Most of the awarded projects will be built on commercial rooftops — bringing millions in additional revenue to New Jersey property owners each year through solar lease payments. Based on CoStar data, New Jersey has more than 700 million square feet of industrial rooftop space on buildings ideally sized to host a large community solar project. If we assume half of the buildings are suitable for solar, New Jersey’s commercial real estate owners could collectively provide enough space to build 3.5 gigawatts of solar capacity, which is enough energy to power around 542,500 New Jersey homes.
Serving low- and moderate-income households
In designing the program, BPU envisioned a clean-energy future that takes advantage of the state’s commercial rooftops, parking lots, landfills and brownfields — to bring affordable, pollution-free energy to New Jersey energy users, especially low- to moderate-income households. BPU only awarded projects that ensured 51% of the energy they produced would be provided to low- and moderate-income households. This ensures underserved households and environmental justice communities will save on energy expenses they pay the utility while supporting clean-energy deployment in their communities.

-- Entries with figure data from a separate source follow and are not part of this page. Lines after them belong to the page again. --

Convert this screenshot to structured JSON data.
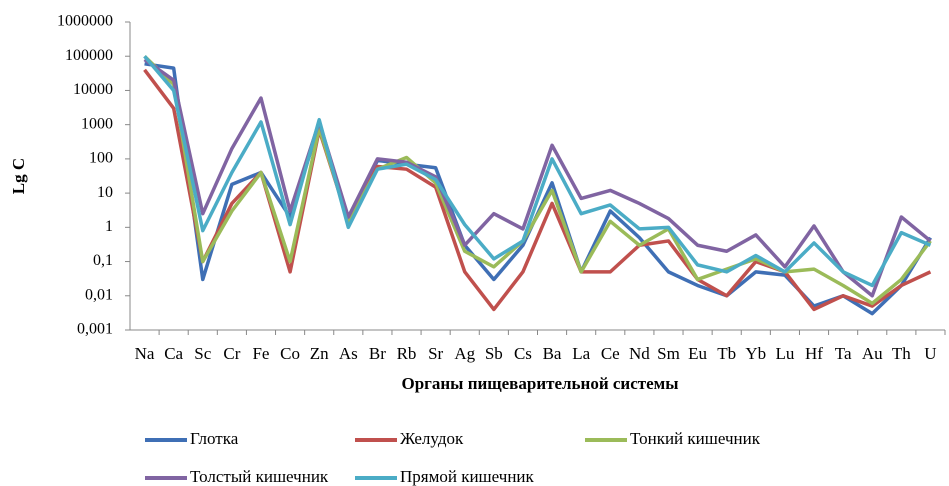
{
  "chart_data": {
    "type": "line",
    "y_label": "Lg C",
    "x_label": "Органы пищеварительной системы",
    "log_scale": true,
    "grid": false,
    "categories": [
      "Na",
      "Ca",
      "Sc",
      "Cr",
      "Fe",
      "Co",
      "Zn",
      "As",
      "Br",
      "Rb",
      "Sr",
      "Ag",
      "Sb",
      "Cs",
      "Ba",
      "La",
      "Ce",
      "Nd",
      "Sm",
      "Eu",
      "Tb",
      "Yb",
      "Lu",
      "Hf",
      "Ta",
      "Au",
      "Th",
      "U"
    ],
    "ylim": [
      0.001,
      1000000
    ],
    "yticks": [
      {
        "value": 0.001,
        "label": "0,001"
      },
      {
        "value": 0.01,
        "label": "0,01"
      },
      {
        "value": 0.1,
        "label": "0,1"
      },
      1,
      10,
      100,
      1000,
      10000,
      100000,
      1000000
    ],
    "series": [
      {
        "name": "Глотка",
        "color": "#3f6fb5",
        "values": [
          60000,
          45000,
          0.03,
          18,
          40,
          2,
          1000,
          1.5,
          90,
          70,
          55,
          0.3,
          0.03,
          0.3,
          20,
          0.05,
          3,
          0.5,
          0.05,
          0.02,
          0.01,
          0.05,
          0.04,
          0.005,
          0.01,
          0.003,
          0.02,
          0.5
        ]
      },
      {
        "name": "Желудок",
        "color": "#c0504d",
        "values": [
          40000,
          3000,
          0.1,
          5,
          40,
          0.05,
          700,
          1.5,
          60,
          50,
          15,
          0.05,
          0.004,
          0.05,
          5,
          0.05,
          0.05,
          0.3,
          0.4,
          0.03,
          0.01,
          0.1,
          0.05,
          0.004,
          0.01,
          0.005,
          0.02,
          0.05
        ]
      },
      {
        "name": "Тонкий кишечник",
        "color": "#9bbb59",
        "values": [
          100000,
          15000,
          0.1,
          3,
          40,
          0.1,
          800,
          1.5,
          50,
          110,
          20,
          0.2,
          0.07,
          0.4,
          12,
          0.05,
          1.5,
          0.3,
          0.9,
          0.03,
          0.06,
          0.12,
          0.05,
          0.06,
          0.02,
          0.006,
          0.03,
          0.4
        ]
      },
      {
        "name": "Толстый кишечник",
        "color": "#8064a2",
        "values": [
          80000,
          20000,
          2.5,
          200,
          6000,
          3,
          1200,
          2,
          100,
          80,
          30,
          0.3,
          2.5,
          0.9,
          250,
          7,
          12,
          5,
          1.8,
          0.3,
          0.2,
          0.6,
          0.07,
          1.1,
          0.05,
          0.01,
          2,
          0.4
        ]
      },
      {
        "name": "Прямой кишечник",
        "color": "#4bacc6",
        "values": [
          100000,
          10000,
          0.8,
          40,
          1200,
          1.2,
          1400,
          1,
          50,
          70,
          25,
          1.2,
          0.12,
          0.4,
          100,
          2.5,
          4.5,
          0.9,
          1,
          0.08,
          0.05,
          0.15,
          0.05,
          0.35,
          0.05,
          0.02,
          0.7,
          0.3
        ]
      }
    ]
  }
}
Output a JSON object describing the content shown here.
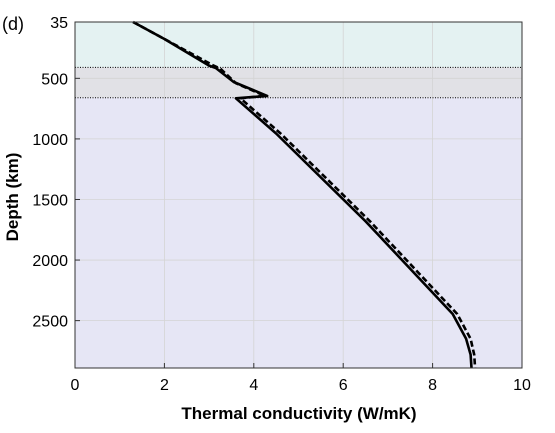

Sen. Troy Singleton wrote in a recent NJ Biz op-ed about the inequities of clean-energy access in New Jersey: “Low-income families spend three times as much on energy bills as a percentage of their income than other households. And air pollution from fossil fuels and other heavy industry has had a detrimental effect on their health. New Jersey’s low-income and environmental justice communities were already living in crisis, well before this pandemic.”
Electricity generation in New Jersey is responsible for 19% of the state’s net greenhouse gas emissions, and also contributes to criteria air pollutants, including nitrogen oxides, sulfur oxides, particulate matter and volatile organic compounds. Electricity generated from natural gas power plants represents nearly all the state’s electricity sector greenhouse-gas emissions. In contrast, solar energy produces zero greenhouse-gas emissions or other criteria air pollutants.
Given the social equity and environmental benefits associated with New Jersey’s community solar program, hosting a project allows commercial property owners the chance to accelerate their own sustainability and environmental, social, and governance goals. By sponsoring a solar project on available roof spaces, unproductive lots or parking lots, commercial property owners are supporting socially and environmentally conscious energy development while receiving the benefit of long-term reliable lease income.